Money Matters

How to Create a Savings Plan

By Jul 12, 2016 No Comments

If you have any kind of regular income, whether it’s pocket money from your parents or money earned from a job, it’s a really good idea to get into the habit of saving some of it. Setting up the routine now will make continuing it as you move into your career a lot easier. Here’s how to go about it:

Decide how much to save

Calculate how much of the money you’re receiving you really need to cover your basic expenses, like rent, food, toiletries, transport, study supplies, etc. Then from what’s (hopefully) left, set aside an amount you feel you can spare each month. Even if it doesn’t seem like much, do it anyway – it’s amazing how it adds up over time.

Set up a savings account

You could stash the money under your mattress or leave it in your current account, but let’s face it – if you do, it’s likely to get spent. Rather set up a separate account where that money can accumulate. Also consider protecting it from yourself by choosing an account that requires a notice period, like one of these options.

Many banks offer really good deals to students, so find out what your bank can offer you (hint: check both the fees and the interest rates paid on your balance). Don’t be afraid to go elsewhere if you’re not satisfied with their options.

Pay yourself first

It may seem easier to wait until the end of the month, see how much is left over and then save it, but we all know how that works out.

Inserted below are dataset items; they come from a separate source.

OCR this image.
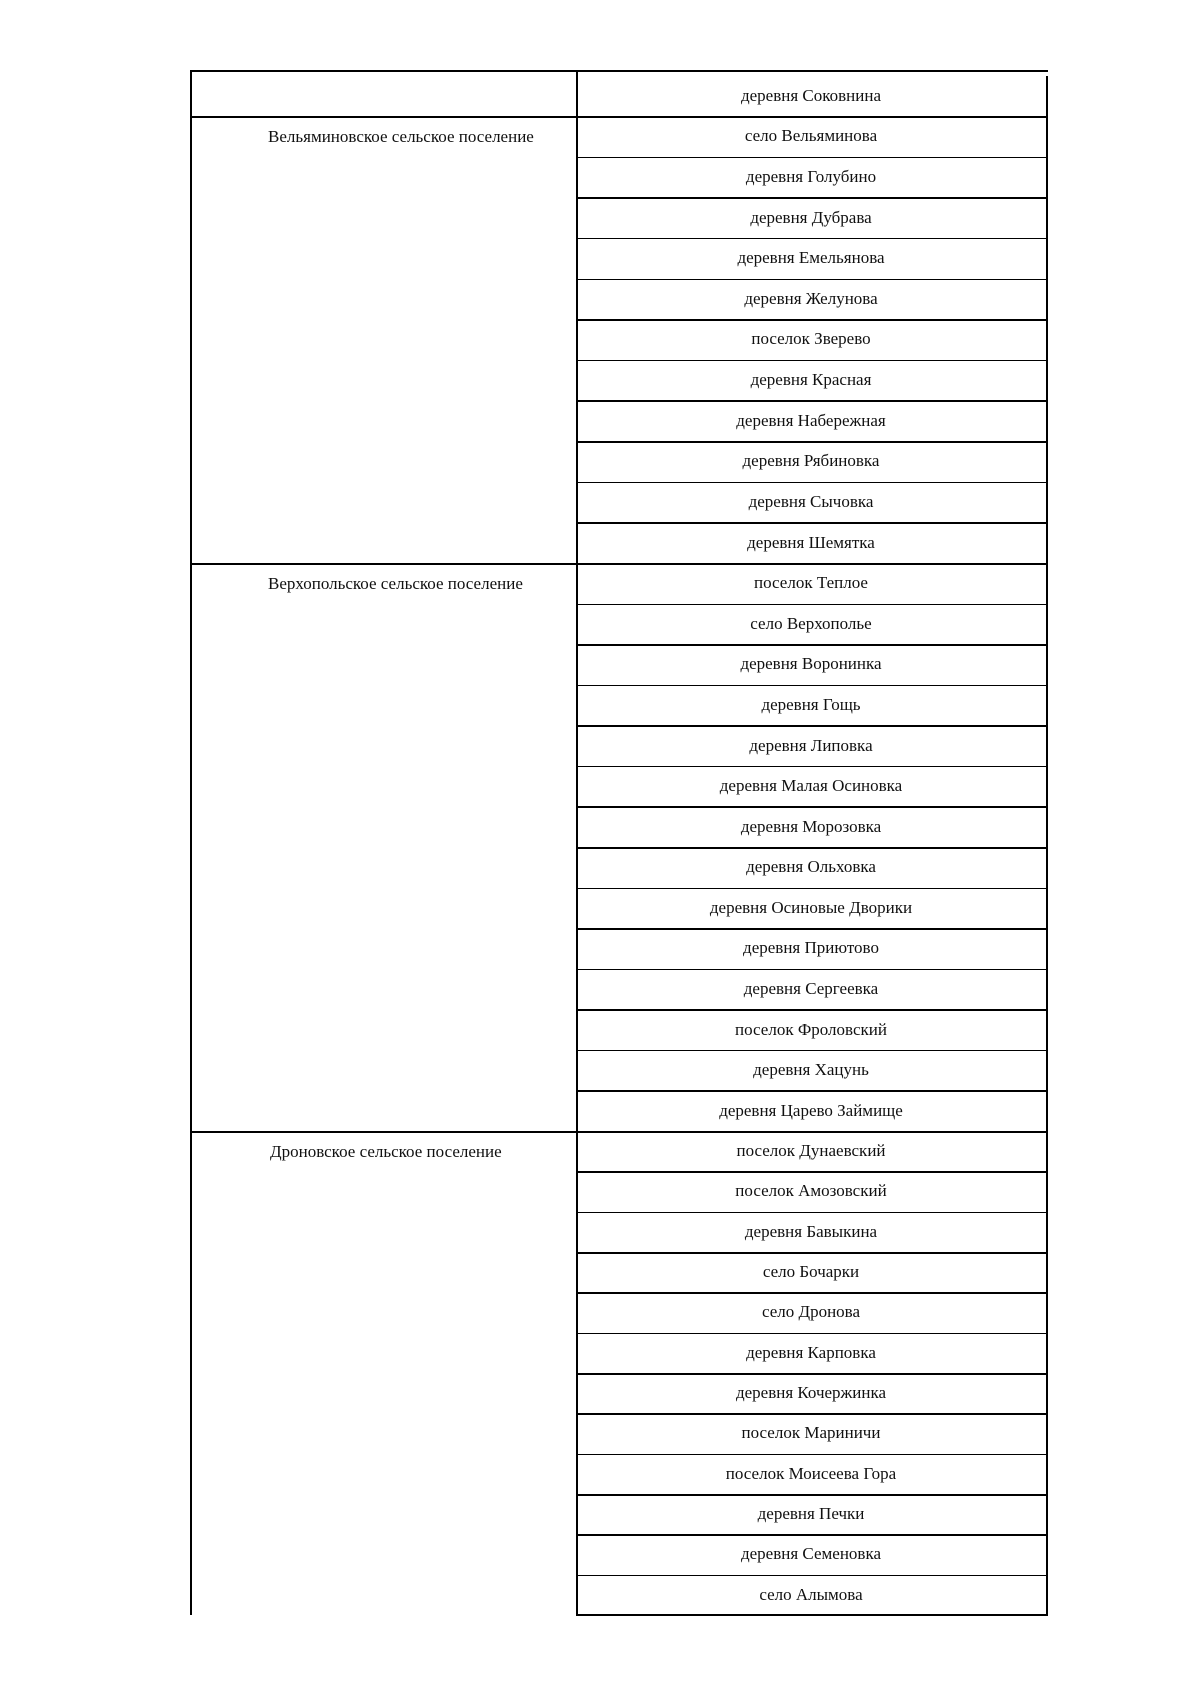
деревня Соковнина
Вельяминовское сельское поселение
Верхопольское сельское поселение
Дроновское сельское поселение
село Вельяминова
деревня Голубино
деревня Дубрава
деревня Емельянова
деревня Желунова
поселок Зверево
деревня Красная
деревня Набережная
деревня Рябиновка
деревня Сычовка
деревня Шемятка
поселок Теплое
село Верхополье
деревня Воронинка
деревня Гощь
деревня Липовка
деревня Малая Осиновка
деревня Морозовка
деревня Ольховка
деревня Осиновые Дворики
деревня Приютово
деревня Сергеевка
поселок Фроловский
деревня Хацунь
деревня Царево Займище
поселок Дунаевский
поселок Амозовский
деревня Бавыкина
село Бочарки
село Дронова
деревня Карповка
деревня Кочержинка
поселок Мариничи
поселок Моисеева Гора
деревня Печки
деревня Семеновка
село Алымова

Rather put your savings money aside as soon as you receive your income. Then you’ll know it’s taken care of and you’re free to use the rest of your money as you please.

Do it automatically

Reduce the temptation to spend the money you’ve designated for saving and at the same time, make your life easier by automating the process. If you can, set up a monthly automatic transfer from your current account to your savings account – ask your bank about the cheapest way to do this.

It may seem like a huge sacrifice at first, but you’ll soon get used to living on the rest of your money and won’t even miss the money you’re saving. Then one day when you really need the money, it’ll be there and you’ll be so happy you made the effort early.